Immediately I knew that was a mistake; the uncomfortable feeling of too much rye and not enough water, the cold sweat and the terror all set in again. I knew something was wrong.

My first thought was that I had somehow slept on my neck wrong and compressed the spinal cord. I thought about how standing made me feel better, and decided that there must be some disruption in the CSF flow to and from my brain – perhaps a Chiari Malformation.

So I contacted my friend Sandy from the ILC Foundation who is both a mentor and emergency contact. She helps people with my condition, and since no one in my family who could actually do anything for me was home, I called her first. Then I called my doctor, then my other doctor, then the telehealth-help line. They all told me I should already be on my way to the hospital.

I knew I couldn’t do that, though. I had no way of getting myself from my house to the hospital, or to the urgent care center (my personal preference). Well, any way except for calling an ambulance – which I would not do… that’s just too emberrasing.

So I contacted my mother to send my father money so he could gas up his car and drive the 40 minute drive to take me to the urgent care center.

After waiting four hours in the urgent care centre, having three needles (two in the hand and one in the arm), an IV and a whole lot of waiting, I was sent home with the sound advice to ‘be cautious’… it was probably the new medication.

This is really what I want to demonstrate, and to talk about. Our medical system is set up in such a way that the patient has relatively no say in the care he receives for his health. Once you report one set of symptoms and signs, you cannot talk of another with validity – whether competing or not. It’s honestly quite an odd thing to experience. It’s the only profession you will experience this type of forced compliance. If you speak with a mechanic and explain the issues you’re having, he won’t walk away.
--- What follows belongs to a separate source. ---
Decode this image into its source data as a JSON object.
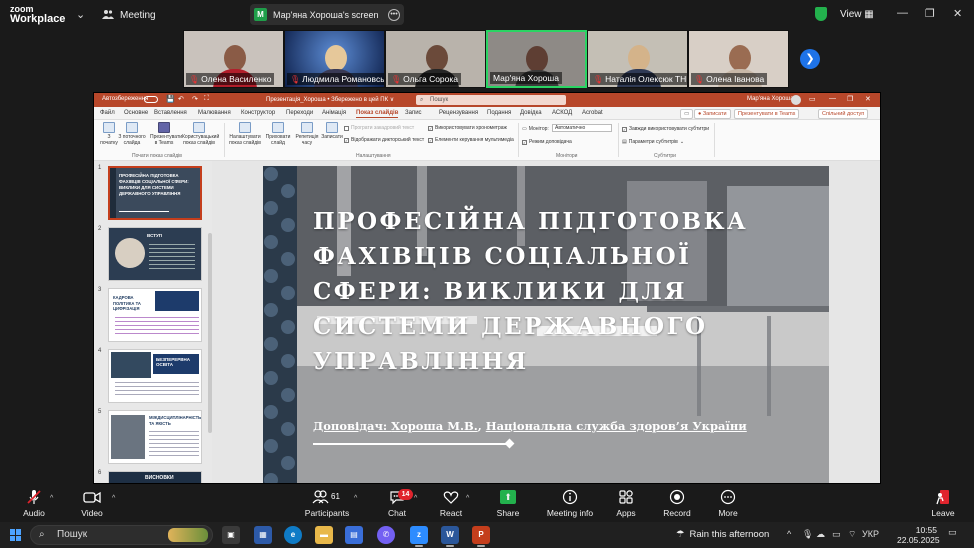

If you speak with a physiotherapist, they listen to all your concerns and take them into consideration. But you’re not even permitted more than fifteen seconds for an explanation concerning something as important as your own life. It’s absurd, counter-productive and incredibly frustrating.
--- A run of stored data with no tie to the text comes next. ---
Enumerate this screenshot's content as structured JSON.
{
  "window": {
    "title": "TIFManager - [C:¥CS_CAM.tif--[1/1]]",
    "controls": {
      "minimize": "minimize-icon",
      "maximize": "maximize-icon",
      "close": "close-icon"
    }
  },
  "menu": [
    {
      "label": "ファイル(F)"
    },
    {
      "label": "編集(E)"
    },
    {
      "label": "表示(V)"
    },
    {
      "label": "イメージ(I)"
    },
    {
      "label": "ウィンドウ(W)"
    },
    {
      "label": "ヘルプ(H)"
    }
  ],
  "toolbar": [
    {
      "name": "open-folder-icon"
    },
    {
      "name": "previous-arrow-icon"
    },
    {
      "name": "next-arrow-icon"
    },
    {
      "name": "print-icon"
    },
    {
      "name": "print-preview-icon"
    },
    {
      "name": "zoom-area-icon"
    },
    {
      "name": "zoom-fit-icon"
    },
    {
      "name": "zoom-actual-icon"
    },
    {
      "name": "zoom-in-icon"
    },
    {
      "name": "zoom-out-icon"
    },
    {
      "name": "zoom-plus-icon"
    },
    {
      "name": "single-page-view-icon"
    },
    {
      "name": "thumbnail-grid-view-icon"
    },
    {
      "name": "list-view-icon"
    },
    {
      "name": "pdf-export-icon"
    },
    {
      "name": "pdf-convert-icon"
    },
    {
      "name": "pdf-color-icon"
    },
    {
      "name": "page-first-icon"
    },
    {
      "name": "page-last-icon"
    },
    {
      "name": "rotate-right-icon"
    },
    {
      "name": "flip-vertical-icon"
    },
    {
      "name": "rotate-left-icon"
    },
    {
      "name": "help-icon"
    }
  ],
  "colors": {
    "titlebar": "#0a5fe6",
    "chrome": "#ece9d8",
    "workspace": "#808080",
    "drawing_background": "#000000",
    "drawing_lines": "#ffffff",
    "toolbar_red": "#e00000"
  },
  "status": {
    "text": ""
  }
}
I am under no delusion that because I can read a webmd article and happen to know my body fairly well that I am somehow smarter or more clever than a doctor – a sentiment shared by most of my peers. I understand how powerful a tool a medical degree is – they say on average a general practitioner knows one hundred thousand different facts concerning his speciality (diseases, symptoms, treatments etc..). I’m not advocating for patient oriented treatment (could you imagine if patients were given the power to write prescriptions or send referrals)?!. What I think has to change is the amount of input doctors allow patients to have in discussions concerning their own health. Am I wrong, or alone in thinking patience is a virtue?

I know that the medication I started a week ago is not causing these problems – I know it’s my neck. But if I contest and offer new information, I’m accused of malingering and wasting time. Now I have to wait until the morning to go back and see another physician, draining more money from our economy and wasting more time than was ever necessary.

At the very least doctors should moderate the input they allow patients to have based upon certain key factors – chief among them being the severity of the malady and the competence of the patient. They should be more patient and modulate with less of an iron fist.

Imagine a medical system in which ninety percent of the doctors didn’t have a cranial-rectal disorder?